I'm reading this paper estimating excess deaths induced by the pandemic. That is, roughly, it constructs a model to estimate how many deaths (from all causes) would have occurred if the pandemic had not occurred, using historical mortality data. Then it extrapolates this forward into 2021, and compares that prediction to the actual number of deaths that occurred, where the pandemic *did* happen, of course. The model used for expected all-cause mortality is a Bayesian spline. Now, I'm an undergraduate that knows what Bayesian inference is, and what a spline is, but not what a Bayesian spline is. I'll outline the model and just wanted to know why this is approppriate for this setting, as opposed to a simple spline (piecewise polynomial regression) fitting on deaths over time historically.

The model in the paper has deaths, $d$, given by $d \sim \text{Poisson}(\mu)$, where $\mu \sim \text{Exp}(\log p + \text{spline}(t))$, where $p$ is population of the country and $t$ is time. This to me, is a heirarchical model, where the number of deaths (say time is indexed weekly) per week is a random event distributed Poisson (unclear why we don't just regress to spline straight up).

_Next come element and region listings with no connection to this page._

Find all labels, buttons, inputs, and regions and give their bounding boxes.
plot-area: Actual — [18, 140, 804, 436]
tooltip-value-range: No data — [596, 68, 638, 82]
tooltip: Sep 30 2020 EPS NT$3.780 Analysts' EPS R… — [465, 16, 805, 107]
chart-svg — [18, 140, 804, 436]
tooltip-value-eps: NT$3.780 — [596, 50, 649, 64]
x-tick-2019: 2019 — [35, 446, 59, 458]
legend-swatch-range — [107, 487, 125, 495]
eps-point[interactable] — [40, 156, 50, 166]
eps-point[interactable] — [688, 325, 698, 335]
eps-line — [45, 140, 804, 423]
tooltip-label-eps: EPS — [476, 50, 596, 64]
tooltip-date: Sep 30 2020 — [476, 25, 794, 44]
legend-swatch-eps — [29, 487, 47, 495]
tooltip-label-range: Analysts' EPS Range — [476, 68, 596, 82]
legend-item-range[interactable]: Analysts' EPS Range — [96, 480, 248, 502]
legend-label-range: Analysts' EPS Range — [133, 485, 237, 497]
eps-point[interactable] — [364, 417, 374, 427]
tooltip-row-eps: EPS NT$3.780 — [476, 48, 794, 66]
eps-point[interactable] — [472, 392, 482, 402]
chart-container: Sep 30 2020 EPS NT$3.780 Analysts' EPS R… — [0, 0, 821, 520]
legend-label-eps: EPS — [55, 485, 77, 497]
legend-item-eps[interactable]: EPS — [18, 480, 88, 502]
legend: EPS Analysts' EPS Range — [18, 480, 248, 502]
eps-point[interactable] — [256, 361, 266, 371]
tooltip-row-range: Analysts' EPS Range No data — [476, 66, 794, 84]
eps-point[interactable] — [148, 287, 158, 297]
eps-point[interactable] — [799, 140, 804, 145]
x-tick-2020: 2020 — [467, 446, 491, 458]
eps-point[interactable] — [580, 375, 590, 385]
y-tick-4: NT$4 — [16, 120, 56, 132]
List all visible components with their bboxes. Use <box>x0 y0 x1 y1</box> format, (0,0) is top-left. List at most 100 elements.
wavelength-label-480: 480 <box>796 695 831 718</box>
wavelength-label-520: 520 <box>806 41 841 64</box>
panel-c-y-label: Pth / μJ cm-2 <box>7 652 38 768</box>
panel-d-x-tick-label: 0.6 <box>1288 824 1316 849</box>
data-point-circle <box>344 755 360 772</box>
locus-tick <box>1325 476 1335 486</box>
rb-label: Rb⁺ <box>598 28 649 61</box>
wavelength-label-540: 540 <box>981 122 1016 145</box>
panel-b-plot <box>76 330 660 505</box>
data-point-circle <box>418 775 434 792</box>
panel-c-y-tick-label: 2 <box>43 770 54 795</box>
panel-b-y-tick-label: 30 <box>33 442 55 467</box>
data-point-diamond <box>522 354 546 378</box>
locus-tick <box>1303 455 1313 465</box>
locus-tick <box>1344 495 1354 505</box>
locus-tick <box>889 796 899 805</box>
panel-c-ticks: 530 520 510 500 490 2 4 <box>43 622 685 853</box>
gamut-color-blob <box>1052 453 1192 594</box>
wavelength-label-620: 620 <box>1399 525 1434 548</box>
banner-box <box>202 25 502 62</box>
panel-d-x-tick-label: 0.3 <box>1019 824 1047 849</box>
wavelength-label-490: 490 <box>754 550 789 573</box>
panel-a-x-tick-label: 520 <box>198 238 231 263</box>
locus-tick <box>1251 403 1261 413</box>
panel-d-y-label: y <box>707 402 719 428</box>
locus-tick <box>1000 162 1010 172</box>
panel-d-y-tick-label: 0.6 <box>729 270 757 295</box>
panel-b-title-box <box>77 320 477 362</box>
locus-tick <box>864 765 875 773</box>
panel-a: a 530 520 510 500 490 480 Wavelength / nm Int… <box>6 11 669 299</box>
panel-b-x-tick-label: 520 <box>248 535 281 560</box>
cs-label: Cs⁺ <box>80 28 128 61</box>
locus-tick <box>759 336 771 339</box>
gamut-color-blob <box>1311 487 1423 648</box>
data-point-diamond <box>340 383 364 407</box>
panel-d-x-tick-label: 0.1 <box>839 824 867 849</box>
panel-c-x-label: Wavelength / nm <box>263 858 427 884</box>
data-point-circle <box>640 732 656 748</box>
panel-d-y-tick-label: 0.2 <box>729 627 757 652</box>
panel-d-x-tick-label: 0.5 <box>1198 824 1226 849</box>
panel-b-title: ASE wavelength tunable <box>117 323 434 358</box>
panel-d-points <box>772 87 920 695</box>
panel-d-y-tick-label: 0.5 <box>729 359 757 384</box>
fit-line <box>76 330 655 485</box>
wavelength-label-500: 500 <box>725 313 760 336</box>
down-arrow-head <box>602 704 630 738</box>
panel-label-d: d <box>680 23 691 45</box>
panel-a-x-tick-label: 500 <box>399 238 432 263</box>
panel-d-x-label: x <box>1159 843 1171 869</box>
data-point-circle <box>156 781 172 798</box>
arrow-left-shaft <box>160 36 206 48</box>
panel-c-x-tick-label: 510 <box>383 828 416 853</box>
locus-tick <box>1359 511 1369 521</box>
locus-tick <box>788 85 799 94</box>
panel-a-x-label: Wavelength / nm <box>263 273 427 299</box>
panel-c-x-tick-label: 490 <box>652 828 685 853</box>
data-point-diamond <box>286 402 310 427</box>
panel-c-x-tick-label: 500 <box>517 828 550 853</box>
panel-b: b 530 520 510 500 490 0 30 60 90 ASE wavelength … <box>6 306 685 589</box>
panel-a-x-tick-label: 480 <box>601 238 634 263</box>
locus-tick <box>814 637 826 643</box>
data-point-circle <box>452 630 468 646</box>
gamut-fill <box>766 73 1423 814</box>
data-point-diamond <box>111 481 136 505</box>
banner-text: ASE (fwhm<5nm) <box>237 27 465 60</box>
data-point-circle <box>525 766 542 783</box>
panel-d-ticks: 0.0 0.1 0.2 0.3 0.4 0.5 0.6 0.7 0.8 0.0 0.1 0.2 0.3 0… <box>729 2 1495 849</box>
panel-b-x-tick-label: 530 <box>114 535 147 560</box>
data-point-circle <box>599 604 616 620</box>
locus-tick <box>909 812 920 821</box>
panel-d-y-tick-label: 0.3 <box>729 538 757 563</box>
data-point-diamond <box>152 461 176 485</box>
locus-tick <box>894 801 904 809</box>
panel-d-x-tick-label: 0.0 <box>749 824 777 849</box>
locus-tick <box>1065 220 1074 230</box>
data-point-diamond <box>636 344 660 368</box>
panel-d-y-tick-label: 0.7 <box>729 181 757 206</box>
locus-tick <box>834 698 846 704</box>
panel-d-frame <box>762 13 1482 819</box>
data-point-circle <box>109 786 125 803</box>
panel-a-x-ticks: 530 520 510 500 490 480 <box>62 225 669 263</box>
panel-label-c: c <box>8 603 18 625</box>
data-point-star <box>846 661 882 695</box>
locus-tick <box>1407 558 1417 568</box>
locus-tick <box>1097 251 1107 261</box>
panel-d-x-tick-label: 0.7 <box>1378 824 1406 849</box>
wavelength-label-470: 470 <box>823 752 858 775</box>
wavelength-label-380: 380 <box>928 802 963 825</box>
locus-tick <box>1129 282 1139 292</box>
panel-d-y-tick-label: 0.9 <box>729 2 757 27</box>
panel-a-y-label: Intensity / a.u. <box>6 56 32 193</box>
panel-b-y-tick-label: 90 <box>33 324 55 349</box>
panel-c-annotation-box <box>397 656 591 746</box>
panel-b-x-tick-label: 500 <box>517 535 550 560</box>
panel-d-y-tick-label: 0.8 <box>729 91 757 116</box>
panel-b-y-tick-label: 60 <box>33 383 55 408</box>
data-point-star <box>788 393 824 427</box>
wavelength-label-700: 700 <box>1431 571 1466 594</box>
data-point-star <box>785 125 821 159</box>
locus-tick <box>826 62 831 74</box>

And then to choose the Poisson rate parameter, we use an exponential model (unclear to me why); including $\log p$ seems sensible as deaths will be proportional to population and we want to correct for that, but I don't understand quite how the spline *within* the exponential is working to determine the rate parameter. Could someone explain why this is a sensible, motivated model for deaths at a particular point in time? Or just broadly motivate what I guess are "Bayesian splines"? Thank you!

## Best Answer

The death rate can't be negative (the pandemic was bad but it wasn't zombie apocalypse bad), so a natural way to enforce that is to fit an additive/linear model on the log scale (hence why the model has offset $\log p$ and not simply $p$), and then map back to the interval $[0, \infty]$ via the inverse of the log, the exponential function.

This is the common formulation for GLMs, where the $\log$ would be the link function and $\exp$ its inverse.

The authors don't really explain what they mean by a

Bayesian spline; typically in this kind of framework we choose a spline basis of a given size and then use a penalized fit to shrink the coefficients of the spline to minimise a penalized fit criterion with penalty on the wiggliness of the estimated spline. In a Bayesian context this penalty can be thought of as a prior on the wiggliness of the spline, which can also be thought of as gaussian priors on the coefficients (IIRC).